The complete dataset is provided as the archive data.zip. When uncompressed it conists of several directories. The names of these directories are the labels of the fruit type.Each directory has numerous pictures of the fruit type in JPG format.

In [None]:
# Some of the essential Python Packages to be loaded
# See how you can load a package using a different name; 
import numpy as np 
import glob
import matplotlib.pyplot as plt
# add any other packages you might need

In [None]:
# The data is provided in two folders with names
# Apples and Oranges.
# Read the file names using glob.glob()

# Count the number of apples and oranges

orFiles = glob.glob('../data/Oranges/*.jpg')
nOranges = len(orFiles)

apFiles = glob.glob('../data/Apples/*.jpg')
nApples = len(apFiles)
nFeatures = 3
print("Dataset contains %d apples and %d oranges" %(nApples,nOranges))

In [None]:
# Show some sample oranges and apples using pyplot


In [None]:
# We would like to extract some features 
# to be able to compare apples vs oranges

# Can  you think of what features might be 
# most useful?


# Initialise empty arrays to hold some features
orFeatures = np.zeros((nOranges,nFeatures))
apFeatures = np.zeros((nApples,nFeatures))

In [None]:
# We need to assign "labels" to distinguish 
# apples from oranges

# Usually the two classes are mapped to two numbers
# We use 0 -> oranges and 1 -> apples
orLabels = np.zeros(nOranges)
apLabels = np.ones(nApples)

In [None]:
# Feature extraction 
# One of the basic features that can be extracted is the average intensity
# of the R, G, B channels. 
# Steps:
# 1. Load image data
# 2. Convert it into numpy array
# 3. Extract 3 features 


In [None]:
# Visualise the pairwise features
plt.scatter(orFeatures[:,0],orFeatures[:,1])
plt.scatter(apFeatures[:,0],apFeatures[:,1])

In [None]:
# make the dataset

# Combine features of both oranges and apples into
# a single array. Same for labels. 
X = np.concatenate((orFeatures,apFeatures),axis=0)
Y = np.concatenate((orLabels,apLabels))

# Let us shuffle the data! 
shuffleIdx = np.random.permutation(len(Y))
xShuffle = X[shuffleIdx]
yShuffle = Y[shuffleIdx]



In [None]:
# Split the data into training and test data
N = len(yShuffle)
nTrain = int(0.6*N)
nTest = N - nTrain

# Let us use only the first two features. 
xTrain, yTrain = xShuffle[:nTrain,:2], yShuffle[:nTrain]
xTest, yTest = xShuffle[nTrain:,:2], yShuffle[nTrain:]

In [None]:
# Now that our data is ready.
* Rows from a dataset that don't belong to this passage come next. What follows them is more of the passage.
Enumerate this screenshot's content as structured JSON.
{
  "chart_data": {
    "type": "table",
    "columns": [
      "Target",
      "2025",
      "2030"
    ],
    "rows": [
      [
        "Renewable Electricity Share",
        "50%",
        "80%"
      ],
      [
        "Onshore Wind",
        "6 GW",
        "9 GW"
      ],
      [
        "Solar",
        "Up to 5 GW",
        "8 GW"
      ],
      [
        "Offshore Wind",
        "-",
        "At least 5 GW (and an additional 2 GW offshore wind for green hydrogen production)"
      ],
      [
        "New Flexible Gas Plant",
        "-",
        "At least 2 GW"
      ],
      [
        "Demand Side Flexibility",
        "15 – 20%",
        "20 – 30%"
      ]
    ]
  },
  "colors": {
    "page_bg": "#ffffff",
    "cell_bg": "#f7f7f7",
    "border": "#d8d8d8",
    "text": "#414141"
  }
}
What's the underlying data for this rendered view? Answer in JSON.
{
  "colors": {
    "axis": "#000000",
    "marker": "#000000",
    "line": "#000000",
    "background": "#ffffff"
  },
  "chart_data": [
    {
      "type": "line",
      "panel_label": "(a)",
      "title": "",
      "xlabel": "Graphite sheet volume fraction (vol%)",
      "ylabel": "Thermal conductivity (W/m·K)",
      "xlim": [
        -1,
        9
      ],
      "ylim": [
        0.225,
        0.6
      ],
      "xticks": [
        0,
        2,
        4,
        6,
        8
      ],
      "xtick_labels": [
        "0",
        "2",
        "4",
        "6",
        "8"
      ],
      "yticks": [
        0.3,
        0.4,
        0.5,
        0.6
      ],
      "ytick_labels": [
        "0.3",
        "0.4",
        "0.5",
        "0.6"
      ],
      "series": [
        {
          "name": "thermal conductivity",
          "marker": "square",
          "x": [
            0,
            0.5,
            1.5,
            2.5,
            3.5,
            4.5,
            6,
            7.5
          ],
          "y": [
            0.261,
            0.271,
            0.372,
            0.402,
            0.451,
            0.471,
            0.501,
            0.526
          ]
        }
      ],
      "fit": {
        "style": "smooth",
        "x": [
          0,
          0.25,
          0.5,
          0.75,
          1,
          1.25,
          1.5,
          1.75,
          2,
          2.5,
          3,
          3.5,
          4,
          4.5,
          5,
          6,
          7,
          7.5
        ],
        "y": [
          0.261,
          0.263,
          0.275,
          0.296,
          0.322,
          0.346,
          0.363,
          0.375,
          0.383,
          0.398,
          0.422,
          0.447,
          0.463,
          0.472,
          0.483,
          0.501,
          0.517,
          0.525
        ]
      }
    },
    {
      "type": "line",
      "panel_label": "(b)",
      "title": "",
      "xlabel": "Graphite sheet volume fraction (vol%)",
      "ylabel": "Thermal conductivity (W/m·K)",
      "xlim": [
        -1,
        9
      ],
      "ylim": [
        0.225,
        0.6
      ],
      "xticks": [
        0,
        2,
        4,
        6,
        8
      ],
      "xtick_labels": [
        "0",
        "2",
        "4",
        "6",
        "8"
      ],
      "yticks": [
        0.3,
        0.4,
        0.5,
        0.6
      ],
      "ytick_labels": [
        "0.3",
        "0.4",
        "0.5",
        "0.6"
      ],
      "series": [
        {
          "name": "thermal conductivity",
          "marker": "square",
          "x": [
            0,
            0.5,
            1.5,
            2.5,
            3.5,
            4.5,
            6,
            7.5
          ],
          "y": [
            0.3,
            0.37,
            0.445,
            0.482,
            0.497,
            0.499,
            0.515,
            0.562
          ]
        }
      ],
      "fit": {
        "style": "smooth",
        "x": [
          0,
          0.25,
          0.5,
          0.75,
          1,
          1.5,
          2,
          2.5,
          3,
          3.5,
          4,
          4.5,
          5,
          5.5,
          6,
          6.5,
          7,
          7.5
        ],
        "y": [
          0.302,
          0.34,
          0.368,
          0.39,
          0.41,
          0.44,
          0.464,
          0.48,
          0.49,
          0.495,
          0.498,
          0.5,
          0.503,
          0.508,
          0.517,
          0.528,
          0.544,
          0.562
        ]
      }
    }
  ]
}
Let us use a classifier.


# We will use another linear classifier
# Logistic regression learns a linear boundary 
# to classify binary class of inputs

from sklearn.linear_model import LogisticRegression

In [None]:
clf = LogisticRegression(random_state=0,solver='lbfgs').fit(xTrain, yTrain)

# Print the model coefficients.
print("Logistic regression parameters: ",clf.coef_[0],clf.intercept_[0])


In [None]:
# Check the performance on the training dataset
yTrPred = clf.predict(xTrain)
accTrain = sum(yTrPred == yTrain)/nTrain
print("Training accuracy is: %.2f"%accTrain)

In [None]:
# Check the performance on the training dataset
yTsPred = clf.predict(xTest)
accTest = sum(yTsPred == yTest)/nTest
print("Test accuracy is: %.2f"%accTest)

In [None]:
w = clf.coef_[0]
a = -w[0] / w[1]
xMax = X[:,0].max()+10
xMin = X[:,0].min()-10
xx = np.linspace(xMax, xMin) 
yy = a * xx - (clf.intercept_[0]) / w[1]

plt.plot(xx, yy, 'k-')
plt.scatter(xTrain[:,0],xTrain[:,1],c=yTrain,cmap='Accent')

plt.scatter(xTest[:,0],xTest[:,1],c=yTest,cmap='Accent')